The principal new idea this time around has been to introduce the characters of the Chipettes, the trio of female Chipmunks that were introduced on the animated series in 1983 after appearing as backup singers on several Chipmunks records. The plot for The Squeakquel is blatantly an attempt to jump aboard the bandwagon of the High School Musical (2006) phenomenon, not to mention American Idol (2002– ) mania. Thus the premise is altered in order to slot them into a high school setting ie. though having massive worldwide popularity as recording/performing artists, the storyline now mandates that they take a few steps backwards and be made to go to high school. Like High School Musical, the big dramatic hook the film builds to is one where the Chipmunks and Chipettes have to face off in a live musical competition.

Introducing the Chipettes in Alvin and the Chipmunks: The Squeakquel (2009)
Introducing the Chipettes

The subplots throughout are all cliches borrowed from the high school movie genre – the humiliations by bullying jocks and the eventual comeuppance of the underdog(s); the character subverted by newfound popularity before realising that this means he has abandoned his friends. About the only cliche we do not get is where the hero has to choose between the bitchy, popular girl he desires and the sweet girl-next-door type he never thought of as anything more than a friend.

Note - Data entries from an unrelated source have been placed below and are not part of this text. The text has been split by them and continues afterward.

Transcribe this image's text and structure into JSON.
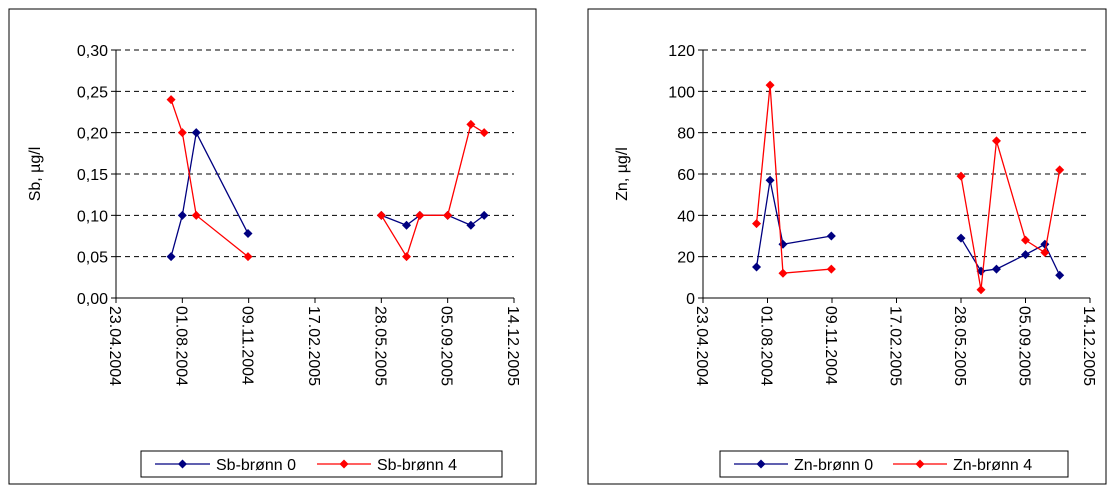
{
  "chart_data": [
    {
      "type": "line",
      "ylabel": "Sb, µg/l",
      "ylim": [
        0,
        0.3
      ],
      "yticks": [
        "0,00",
        "0,05",
        "0,10",
        "0,15",
        "0,20",
        "0,25",
        "0,30"
      ],
      "xlim": [
        "2004-04-23",
        "2005-12-14"
      ],
      "xticks": [
        "23.04.2004",
        "01.08.2004",
        "09.11.2004",
        "17.02.2005",
        "28.05.2005",
        "05.09.2005",
        "14.12.2005"
      ],
      "grid": "horizontal-dashed",
      "legend": "bottom",
      "series": [
        {
          "name": "Sb-brønn 0",
          "color": "#000080",
          "points": [
            {
              "x": "2004-07-15",
              "y": 0.05
            },
            {
              "x": "2004-08-01",
              "y": 0.1
            },
            {
              "x": "2004-08-22",
              "y": 0.2
            },
            {
              "x": "2004-11-08",
              "y": 0.078
            },
            {
              "x": null,
              "y": null
            },
            {
              "x": "2005-05-28",
              "y": 0.1
            },
            {
              "x": "2005-07-05",
              "y": 0.088
            },
            {
              "x": "2005-07-25",
              "y": 0.1
            },
            {
              "x": "2005-09-05",
              "y": 0.1
            },
            {
              "x": "2005-10-10",
              "y": 0.088
            },
            {
              "x": "2005-10-30",
              "y": 0.1
            }
          ]
        },
        {
          "name": "Sb-brønn 4",
          "color": "#ff0000",
          "points": [
            {
              "x": "2004-07-15",
              "y": 0.24
            },
            {
              "x": "2004-08-01",
              "y": 0.2
            },
            {
              "x": "2004-08-22",
              "y": 0.1
            },
            {
              "x": "2004-11-08",
              "y": 0.05
            },
            {
              "x": null,
              "y": null
            },
            {
              "x": "2005-05-28",
              "y": 0.1
            },
            {
              "x": "2005-07-05",
              "y": 0.05
            },
            {
              "x": "2005-07-25",
              "y": 0.1
            },
            {
              "x": "2005-09-05",
              "y": 0.1
            },
            {
              "x": "2005-10-10",
              "y": 0.21
            },
            {
              "x": "2005-10-30",
              "y": 0.2
            }
          ]
        }
      ]
    },
    {
      "type": "line",
      "ylabel": "Zn, µg/l",
      "ylim": [
        0,
        120
      ],
      "yticks": [
        "0",
        "20",
        "40",
        "60",
        "80",
        "100",
        "120"
      ],
      "xlim": [
        "2004-04-23",
        "2005-12-14"
      ],
      "xticks": [
        "23.04.2004",
        "01.08.2004",
        "09.11.2004",
        "17.02.2005",
        "28.05.2005",
        "05.09.2005",
        "14.12.2005"
      ],
      "grid": "horizontal-dashed",
      "legend": "bottom",
      "series": [
        {
          "name": "Zn-brønn 0",
          "color": "#000080",
          "points": [
            {
              "x": "2004-07-15",
              "y": 15
            },
            {
              "x": "2004-08-05",
              "y": 57
            },
            {
              "x": "2004-08-25",
              "y": 26
            },
            {
              "x": "2004-11-08",
              "y": 30
            },
            {
              "x": null,
              "y": null
            },
            {
              "x": "2005-05-28",
              "y": 29
            },
            {
              "x": "2005-06-28",
              "y": 13
            },
            {
              "x": "2005-07-22",
              "y": 14
            },
            {
              "x": "2005-09-05",
              "y": 21
            },
            {
              "x": "2005-10-05",
              "y": 26
            },
            {
              "x": "2005-10-28",
              "y": 11
            }
          ]
        },
        {
          "name": "Zn-brønn 4",
          "color": "#ff0000",
          "points": [
            {
              "x": "2004-07-15",
              "y": 36
            },
            {
              "x": "2004-08-05",
              "y": 103
            },
            {
              "x": "2004-08-25",
              "y": 12
            },
            {
              "x": "2004-11-08",
              "y": 14
            },
            {
              "x": null,
              "y": null
            },
            {
              "x": "2005-05-28",
              "y": 59
            },
            {
              "x": "2005-06-28",
              "y": 4
            },
            {
              "x": "2005-07-22",
              "y": 76
            },
            {
              "x": "2005-09-05",
              "y": 28
            },
            {
              "x": "2005-10-05",
              "y": 22
            },
            {
              "x": "2005-10-28",
              "y": 62
            }
          ]
        }
      ]
    }
  ]
}
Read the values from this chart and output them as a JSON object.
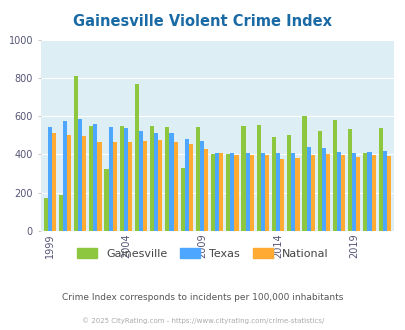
{
  "title": "Gainesville Violent Crime Index",
  "years": [
    1999,
    2000,
    2001,
    2002,
    2003,
    2004,
    2005,
    2006,
    2007,
    2008,
    2009,
    2010,
    2011,
    2012,
    2013,
    2014,
    2015,
    2016,
    2017,
    2018,
    2019,
    2020,
    2021
  ],
  "gainesville": [
    175,
    190,
    810,
    550,
    325,
    550,
    770,
    550,
    545,
    330,
    545,
    400,
    400,
    550,
    555,
    490,
    500,
    600,
    520,
    580,
    535,
    410,
    540
  ],
  "texas": [
    545,
    575,
    585,
    560,
    545,
    540,
    525,
    510,
    510,
    480,
    470,
    405,
    405,
    410,
    405,
    405,
    410,
    440,
    435,
    415,
    410,
    415,
    420
  ],
  "national": [
    510,
    500,
    495,
    465,
    465,
    465,
    470,
    475,
    465,
    455,
    430,
    405,
    395,
    395,
    395,
    375,
    380,
    395,
    400,
    395,
    385,
    395,
    390
  ],
  "ylim": [
    0,
    1000
  ],
  "yticks": [
    0,
    200,
    400,
    600,
    800,
    1000
  ],
  "xtick_years": [
    1999,
    2004,
    2009,
    2014,
    2019
  ],
  "bar_colors": [
    "#8dc63f",
    "#4da6ff",
    "#ffaa33"
  ],
  "plot_bg": "#ddeef5",
  "legend_labels": [
    "Gainesville",
    "Texas",
    "National"
  ],
  "subtitle": "Crime Index corresponds to incidents per 100,000 inhabitants",
  "footer": "© 2025 CityRating.com - https://www.cityrating.com/crime-statistics/",
  "title_color": "#1a6aa5",
  "subtitle_color": "#555555",
  "footer_color": "#aaaaaa",
  "grid_color": "#ffffff",
  "bar_width": 0.27,
  "figsize": [
    4.06,
    3.3
  ],
  "dpi": 100
}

Betty Thomas directs in inane slapstick sequences. The film is filled with sequences with the Chipmunks causing Jason Lee to be compacted in an automatic hospital bed, they going berserk through the school halls, meeting Aunt Jackie at the airport and causing her to be hospitalised. As always, Betty Thomas aims for Lowest Common Denominator jokes – there is a sequence with Theodore waking from a bad dream and getting into bed with Zachary Levi before inevitably being driven away by a long drawn-out fart.

The dubious highlight of the film is a sequence involving a rescue of the Chipettes from a stretch limo by a toy motorcycle and remote-controlled model helicopter. That the punchline of the sequence involves David Cross getting a twelve-inch model motorcycle rammed into his testicles gives a fair idea of where the film is coming from. There are numerous pop culture jokes, with lines referring to the likes of Taxi Driver (1976), Apocalypse Now (1979) and The Silence of the Lambs (1991) – not exactly films you would expect the film’s target moppet audience to be familiar with.

This was followed by two further Alvin and the Chipmunks: Chipwrecked (2011) and Alvin and the Chipmunks: The Road Chip (2015).

(Winner in this site’s Worst Films of 2009 list).